According to an Intel update posted to its website, Xeon Phi, a series of processors that featured a radical new architecture for its time, has met its end. After a slow cadence of end of life (EOL) updates for the range of products designed for supercomputing and HPC, including the Xeon Phi 7200 Coprocessors, Intel has finally retired all of the descendants of its failed Larrabee GPU project.
Now it seems the mantle of high-performance acceleration falls to Intel's forthcoming Xe Graphics Architecture that is set to power the Aurora supercomputer.
Intel has now officially retired the 7295, 7285, and 7235 models that came with 72, 68, and 64 cores that dropped into the LGA3647 interface, with Intel citing that demand had shifted to other Intel products.

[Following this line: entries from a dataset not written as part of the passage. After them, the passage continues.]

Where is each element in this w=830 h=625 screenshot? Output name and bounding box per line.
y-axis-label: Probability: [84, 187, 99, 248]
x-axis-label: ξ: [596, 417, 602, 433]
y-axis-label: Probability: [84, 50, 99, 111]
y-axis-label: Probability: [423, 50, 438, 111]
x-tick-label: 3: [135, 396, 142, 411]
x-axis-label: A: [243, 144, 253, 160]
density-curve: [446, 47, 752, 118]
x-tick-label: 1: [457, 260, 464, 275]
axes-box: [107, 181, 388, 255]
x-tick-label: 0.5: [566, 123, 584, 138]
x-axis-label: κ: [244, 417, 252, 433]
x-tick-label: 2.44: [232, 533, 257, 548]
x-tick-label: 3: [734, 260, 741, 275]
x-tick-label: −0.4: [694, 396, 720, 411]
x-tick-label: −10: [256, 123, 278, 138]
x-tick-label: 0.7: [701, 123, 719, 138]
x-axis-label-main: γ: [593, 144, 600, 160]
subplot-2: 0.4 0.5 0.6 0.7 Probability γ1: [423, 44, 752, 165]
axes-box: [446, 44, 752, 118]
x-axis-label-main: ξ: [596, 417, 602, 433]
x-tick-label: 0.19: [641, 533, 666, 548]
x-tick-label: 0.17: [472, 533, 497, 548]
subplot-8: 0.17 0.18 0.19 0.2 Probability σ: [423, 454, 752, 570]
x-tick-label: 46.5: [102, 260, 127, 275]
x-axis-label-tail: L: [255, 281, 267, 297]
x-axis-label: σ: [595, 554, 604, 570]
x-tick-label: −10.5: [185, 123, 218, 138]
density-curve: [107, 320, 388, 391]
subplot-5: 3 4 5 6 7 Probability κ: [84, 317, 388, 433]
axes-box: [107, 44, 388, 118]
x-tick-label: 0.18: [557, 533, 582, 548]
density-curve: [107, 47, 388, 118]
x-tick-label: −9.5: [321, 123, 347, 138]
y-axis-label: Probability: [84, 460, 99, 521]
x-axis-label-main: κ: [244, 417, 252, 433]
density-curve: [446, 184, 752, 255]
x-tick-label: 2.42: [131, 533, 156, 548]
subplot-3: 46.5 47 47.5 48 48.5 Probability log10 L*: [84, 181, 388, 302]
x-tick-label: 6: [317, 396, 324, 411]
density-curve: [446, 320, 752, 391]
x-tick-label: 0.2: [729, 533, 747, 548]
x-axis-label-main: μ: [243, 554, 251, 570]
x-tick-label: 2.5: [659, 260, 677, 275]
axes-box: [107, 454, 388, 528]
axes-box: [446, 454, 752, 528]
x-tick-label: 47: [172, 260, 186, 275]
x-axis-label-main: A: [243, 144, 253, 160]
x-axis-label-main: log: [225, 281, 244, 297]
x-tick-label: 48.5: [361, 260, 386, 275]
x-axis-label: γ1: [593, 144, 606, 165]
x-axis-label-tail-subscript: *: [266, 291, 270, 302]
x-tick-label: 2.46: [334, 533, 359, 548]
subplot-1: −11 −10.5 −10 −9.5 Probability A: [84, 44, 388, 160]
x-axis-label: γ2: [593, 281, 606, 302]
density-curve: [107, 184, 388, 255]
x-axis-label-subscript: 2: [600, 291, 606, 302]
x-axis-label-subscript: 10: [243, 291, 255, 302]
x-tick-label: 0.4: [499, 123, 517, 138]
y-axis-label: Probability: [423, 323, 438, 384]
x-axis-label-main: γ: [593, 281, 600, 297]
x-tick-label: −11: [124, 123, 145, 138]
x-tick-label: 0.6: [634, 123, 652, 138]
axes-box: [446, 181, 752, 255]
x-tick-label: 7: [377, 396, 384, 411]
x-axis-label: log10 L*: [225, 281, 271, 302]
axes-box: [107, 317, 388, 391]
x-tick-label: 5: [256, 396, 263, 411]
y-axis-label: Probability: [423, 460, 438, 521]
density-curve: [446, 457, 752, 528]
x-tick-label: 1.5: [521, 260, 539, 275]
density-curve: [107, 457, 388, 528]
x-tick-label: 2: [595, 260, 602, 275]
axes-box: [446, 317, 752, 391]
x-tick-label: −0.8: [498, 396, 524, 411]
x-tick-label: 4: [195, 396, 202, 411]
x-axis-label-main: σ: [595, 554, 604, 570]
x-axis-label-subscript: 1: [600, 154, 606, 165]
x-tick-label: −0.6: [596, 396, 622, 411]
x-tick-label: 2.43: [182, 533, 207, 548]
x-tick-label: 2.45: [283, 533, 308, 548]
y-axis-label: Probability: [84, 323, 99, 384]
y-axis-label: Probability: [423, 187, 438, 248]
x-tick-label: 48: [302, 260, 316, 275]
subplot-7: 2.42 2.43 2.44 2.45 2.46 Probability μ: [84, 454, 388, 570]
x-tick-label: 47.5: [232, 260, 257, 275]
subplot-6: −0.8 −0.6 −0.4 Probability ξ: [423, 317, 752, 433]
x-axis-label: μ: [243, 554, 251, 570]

Knights Landing was the first product to come to market wielding Intel's new mesh topology, which connects 72 quad-threaded Silvermont-derived cores into one cohesive unit. The new mesh topology eventually filtered down into Intel's Purley, Skylake-X, and Cascade Lake processors. The Knight's Landing products featured 16GB of on-package MCDRAM (Multi-Channel DRAM) Micron HBM.
Intel’s followup Knights Hill products, which never came to market, have borne the blame for the delay of the Aurora supercomputer, which will now feature Intel’s Xe Graphics Architecture.
Intel claimed that Knights Mill's single- and half-precision support helped power up to 4x the deep learning performance of its predecessor. Xeon Phi provided direct access to (up to) 400GB of memory, a tangible advantage over GPU memory limitations.
Intel has set July 31, 2020, as the last date for shipments.